The facts surrounding the 2015 increase in the Specific SCT on petrol, the Energy Stabilization Fund promised in 2015 and the 2015/16 Oil hedge are as follows:
• In his March 2015 budget presentation the then Minister of Finance Dr. Peter Phillips announced an increase in the Specific SCT on petrol of $7 per litre, which was projected to raise $6.4 billion in additional tax revenue.
• In his closing budget presentation again in March 2015, Dr. Phillips said “it is the Government’s intention to establish an Energy Stabilization Fund to receive and manage the resources generated from the oil hedge programme. Mr. Speaker, these resources include the proceeds from a portion of the additional $7 per litre of specific SCT – specifically $5 per litre – as well as any future payment from the hedge contract should future oil price movements lead to such payments.”[1]
• In June 2015 the Portia Simpson Miller administration executed hedging contracts covering six million barrels of oil and in July 2015 the Portia Simpson Miller administration executed an additional hedging contract covering an additional two million barrels. These contracts, taken together, covered an 18-month period from June 2015 to December 2016, at a total cost to Jamaica of $3.3 billion.
• Furthermore, the Portia Simpson Miller administration only used approximately 52% of the funds raised from the 2015 increase in the Specific SCT on oil hedging (equivalent to $3.6 per litre out of the $7 per litre increase that was levied).
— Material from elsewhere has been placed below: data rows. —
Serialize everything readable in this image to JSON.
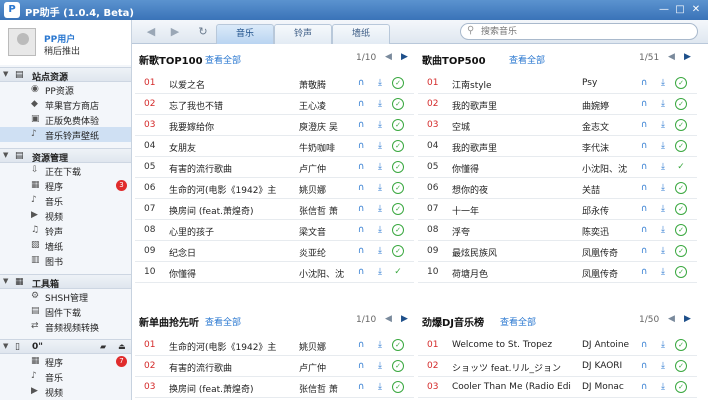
{
  "window": {
    "title": "PP助手 (1.0.4, Beta)",
    "logo": "P"
  },
  "toolbar": {
    "tabs": [
      {
        "label": "音乐"
      },
      {
        "label": "铃声"
      },
      {
        "label": "墙纸"
      }
    ],
    "active_tab": 0,
    "search_placeholder": "搜索音乐"
  },
  "profile": {
    "username": "PP用户",
    "logout": "稍后推出"
  },
  "sidebar": {
    "sections": [
      {
        "label": "站点资源",
        "items": [
          {
            "label": "PP资源"
          },
          {
            "label": "苹果官方商店"
          },
          {
            "label": "正版免费体验"
          },
          {
            "label": "音乐铃声壁纸",
            "selected": true
          }
        ]
      },
      {
        "label": "资源管理",
        "items": [
          {
            "label": "正在下载"
          },
          {
            "label": "程序",
            "badge": "3"
          },
          {
            "label": "音乐"
          },
          {
            "label": "视频"
          },
          {
            "label": "铃声"
          },
          {
            "label": "墙纸"
          },
          {
            "label": "图书"
          }
        ]
      },
      {
        "label": "工具箱",
        "items": [
          {
            "label": "SHSH管理"
          },
          {
            "label": "固件下载"
          },
          {
            "label": "音频视频转换"
          }
        ]
      },
      {
        "label": "0\"",
        "items": [
          {
            "label": "程序",
            "badge": "7"
          },
          {
            "label": "音乐"
          },
          {
            "label": "视频"
          }
        ]
      }
    ]
  },
  "panels": [
    {
      "title": "新歌TOP100",
      "view_all": "查看全部",
      "page": "1/10",
      "rows": [
        {
          "no": "01",
          "title": "以爱之名",
          "artist": "萧敬腾",
          "status": "circle"
        },
        {
          "no": "02",
          "title": "忘了我也不错",
          "artist": "王心凌",
          "status": "circle"
        },
        {
          "no": "03",
          "title": "我要嫁给你",
          "artist": "庾澄庆 吴",
          "status": "circle"
        },
        {
          "no": "04",
          "title": "女朋友",
          "artist": "牛奶咖啡",
          "status": "circle"
        },
        {
          "no": "05",
          "title": "有害的流行歌曲",
          "artist": "卢广仲",
          "status": "circle"
        },
        {
          "no": "06",
          "title": "生命的河(电影《1942》主",
          "artist": "姚贝娜",
          "status": "circle"
        },
        {
          "no": "07",
          "title": "换房间 (feat.萧煌奇)",
          "artist": "张信哲 萧",
          "status": "circle"
        },
        {
          "no": "08",
          "title": "心里的孩子",
          "artist": "梁文音",
          "status": "circle"
        },
        {
          "no": "09",
          "title": "纪念日",
          "artist": "炎亚纶",
          "status": "circle"
        },
        {
          "no": "10",
          "title": "你懂得",
          "artist": "小沈阳、沈",
          "status": "check"
        }
      ]
    },
    {
      "title": "歌曲TOP500",
      "view_all": "查看全部",
      "page": "1/51",
      "rows": [
        {
          "no": "01",
          "title": "江南style",
          "artist": "Psy",
          "status": "circle"
        },
        {
          "no": "02",
          "title": "我的歌声里",
          "artist": "曲婉婷",
          "status": "circle"
        },
        {
          "no": "03",
          "title": "空城",
          "artist": "金志文",
          "status": "circle"
        },
        {
          "no": "04",
          "title": "我的歌声里",
          "artist": "李代沫",
          "status": "circle"
        },
        {
          "no": "05",
          "title": "你懂得",
          "artist": "小沈阳、沈",
          "status": "check"
        },
        {
          "no": "06",
          "title": "想你的夜",
          "artist": "关喆",
          "status": "circle"
        },
        {
          "no": "07",
          "title": "十一年",
          "artist": "邱永传",
          "status": "circle"
        },
        {
          "no": "08",
          "title": "浮夸",
          "artist": "陈奕迅",
          "status": "circle"
        },
        {
          "no": "09",
          "title": "最炫民族风",
          "artist": "凤凰传奇",
          "status": "circle"
        },
        {
          "no": "10",
          "title": "荷塘月色",
          "artist": "凤凰传奇",
          "status": "circle"
        }
      ]
    },
    {
      "title": "新单曲抢先听",
      "view_all": "查看全部",
      "page": "1/10",
      "rows": [
        {
          "no": "01",
          "title": "生命的河(电影《1942》主",
          "artist": "姚贝娜",
          "status": "circle"
        },
        {
          "no": "02",
          "title": "有害的流行歌曲",
          "artist": "卢广仲",
          "status": "circle"
        },
        {
          "no": "03",
          "title": "换房间 (feat.萧煌奇)",
          "artist": "张信哲 萧",
          "status": "circle"
        }
      ]
    },
    {
      "title": "劲爆DJ音乐榜",
      "view_all": "查看全部",
      "page": "1/50",
      "rows": [
        {
          "no": "01",
          "title": "Welcome to St. Tropez",
          "artist": "DJ Antoine",
          "status": "circle"
        },
        {
          "no": "02",
          "title": "ショッツ feat.リル_ジョン",
          "artist": "DJ KAORI",
          "status": "circle"
        },
        {
          "no": "03",
          "title": "Cooler Than Me (Radio Edi",
          "artist": "DJ Monac",
          "status": "circle"
        }
      ]
    }
  ],
  "colors": {
    "accent": "#2b78d0",
    "titlebar": "#3a73b8",
    "number_red": "#d42a2a",
    "ok_green": "#3aa840"
  }
}
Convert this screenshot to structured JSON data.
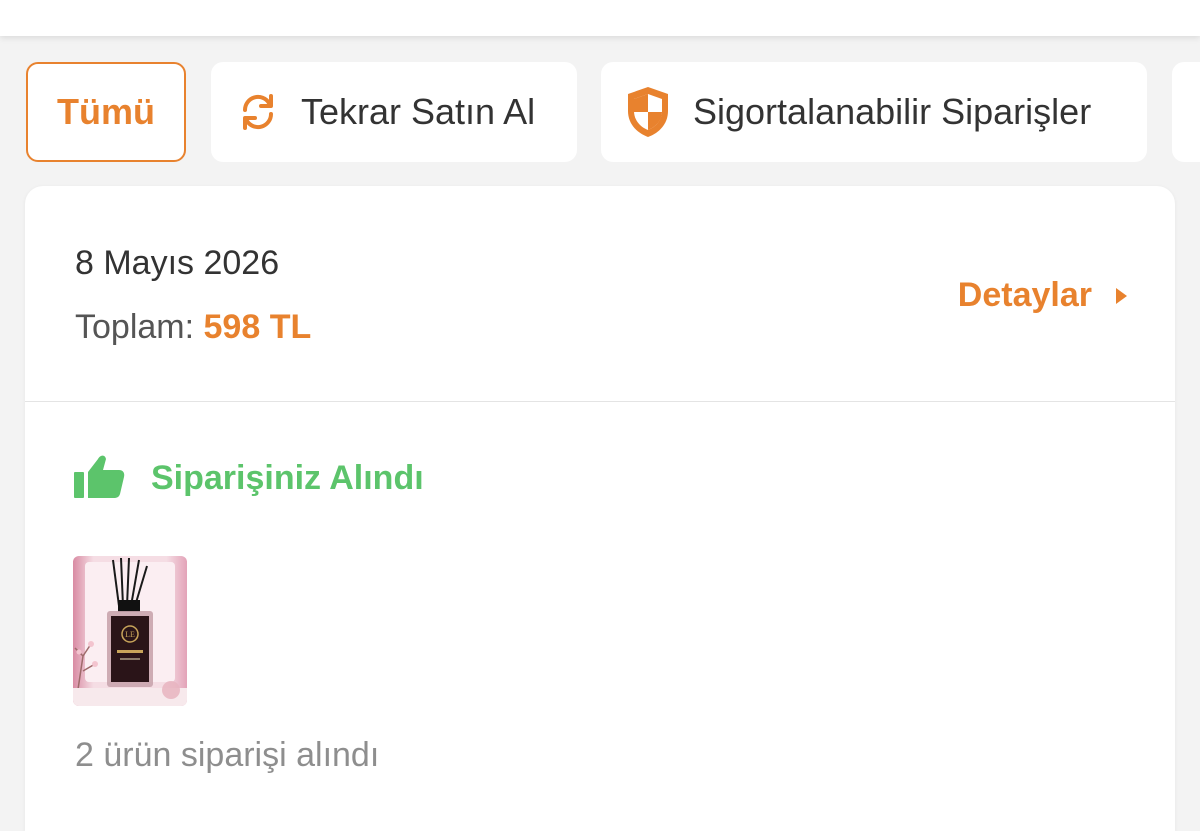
{
  "filters": {
    "all_label": "Tümü",
    "rebuy_label": "Tekrar Satın Al",
    "insurable_label": "Sigortalanabilir Siparişler"
  },
  "order": {
    "date": "8 Mayıs 2026",
    "total_label": "Toplam:",
    "total_amount": "598 TL",
    "details_label": "Detaylar",
    "status": "Siparişiniz Alındı",
    "items_summary": "2 ürün siparişi alındı",
    "product_logo_text": "LE"
  },
  "icons": {
    "rebuy": "refresh-icon",
    "insurable": "shield-icon",
    "status": "thumbs-up-icon",
    "details": "chevron-right-icon"
  },
  "colors": {
    "accent": "#e8822e",
    "success": "#5cc46b",
    "text_primary": "#333333",
    "text_muted": "#8e8e8e",
    "background": "#f3f3f3"
  }
}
The remaining funds raised by the increase in the Specific SCT went into the Consolidated Fund and were used by the Portia Simpson Miller administration on other expenditure. Therefore, the undertaking of Dr. Phillips, in his 2015 closing budget presentation, to use “$5 per litre” of the “$7 per litre” increase in the Specific SCT on an oil hedge program did not materialize.
• Jamaica consumed approximately 24 million barrels of oil over the 18 month period covered by the hedge [2]. The hedge, therefore, only covered at most 33% of Jamaica’s oil imports, over the period of the hedge.
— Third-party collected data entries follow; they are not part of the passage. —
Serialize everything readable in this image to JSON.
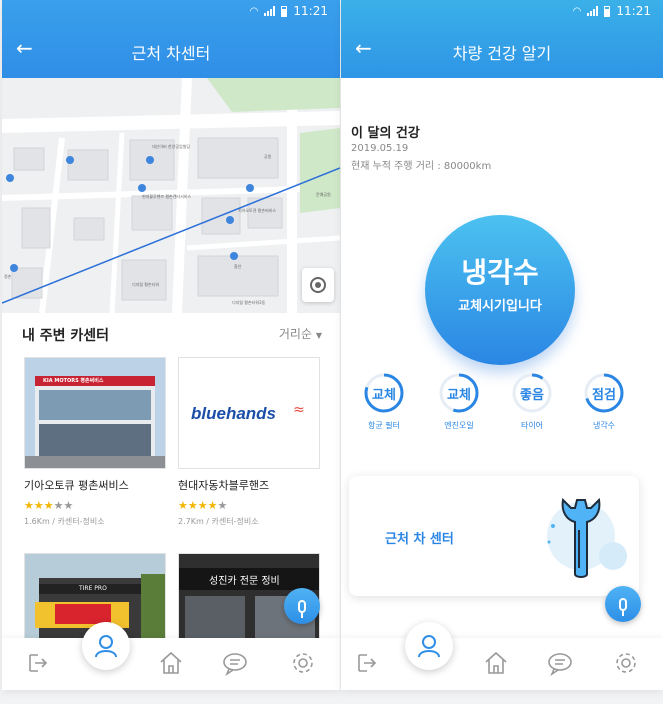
{
  "status": {
    "time": "11:21"
  },
  "left": {
    "title": "근처 차센터",
    "map": {
      "labels": [
        "대신아버 한양공업빌딩",
        "현대블루핸즈 평촌렌터서비스",
        "기아오토큐 평촌써비스",
        "디지털 평촌타워",
        "디지털 평촌타워3동",
        "공원",
        "정촌",
        "흥안",
        "문예공원"
      ],
      "street": "평촌대로"
    },
    "section_title": "내 주변 카센터",
    "sort_label": "거리순",
    "cards": [
      {
        "name": "기아오토큐 평촌써비스",
        "rating": 3,
        "meta": "1.6Km / 카센터-정비소",
        "sign": "KIA MOTORS 평촌써비스"
      },
      {
        "name": "현대자동차블루핸즈",
        "rating": 4,
        "meta": "2.7Km / 카센터-정비소",
        "logo": "bluehands"
      },
      {
        "sign": "TIRE PRO"
      },
      {
        "sign": "성진카 전문 정비"
      }
    ]
  },
  "right": {
    "title": "차량 건강 알기",
    "health": {
      "heading": "이 달의 건강",
      "date": "2019.05.19",
      "mileage": "현재 누적 주행 거리 : 80000km"
    },
    "status_circle": {
      "main": "냉각수",
      "sub": "교체시기입니다"
    },
    "gauges": [
      {
        "value": "교체",
        "label": "항균 필터",
        "level": 0.8,
        "color": "#2a86e4"
      },
      {
        "value": "교체",
        "label": "엔진오일",
        "level": 0.55,
        "color": "#2a86e4"
      },
      {
        "value": "좋음",
        "label": "타이어",
        "level": 0.1,
        "color": "#2a86e4"
      },
      {
        "value": "점검",
        "label": "냉각수",
        "level": 0.7,
        "color": "#2a86e4"
      }
    ],
    "center_card_label": "근처 차 센터"
  },
  "colors": {
    "primary": "#2f8ee6",
    "star": "#f2b705"
  }
}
• In the Ninth IMF Review under the Extended Fund Facility, the IMF, in reference to the oil hedges, warned that given World Economic Outlook oil price forecasts, which were on a downward trajectory, “the options are unlikely to be triggered” [3]
• After the spending of $3.3 billion on oil hedges by the Portia Simpson Miller administration, none of the options were triggered and every one of the hedging contracts expired worthless, with zero payout to Jamaica, as prices did not rise above the strike prices during the period covered by hedges.
• The Energy Stabilization Fund was never established by the Portia Simpson Miller administration.
• At the time that the hedge contracts were first executed Jamaica’s Net International Reserves, which are a necessary buffer to afford, among other things, oil imports at higher prices, were approximately US$2.1 billion. As at the end of June 2018, Jamaica’s Net International Reserves position is much improved at US$3.1 billion.
• In November 2016, prior to the December expiration of the last hedging contract, Jamaica entered into a US$1.6 billion precautionary stand-by arrangement with the IMF that provides significant balance of payment support in the event of an external shock during the three years to October 2019, including any oil price shocks.
• The Government of Jamaica would love to be in a position to roll back more taxes for all Jamaicans. Indeed for the first time in several years there was no new taxation in the last budget.
• However, given the economic situation that Jamaica still faces, where we are (i) working down Jamaica’s high debt burden, which still poses a significant threat, (ii) addressing longstanding deficiencies with increased capital expenditure on roads, irrigation and security (which has increased 80% since 2015/16) and (iii) increasing spending on school feeding, PATH and other social assistance (which has already been increased by more than 50% since 2015/2016), it is premature to discuss these kinds of tax reductions.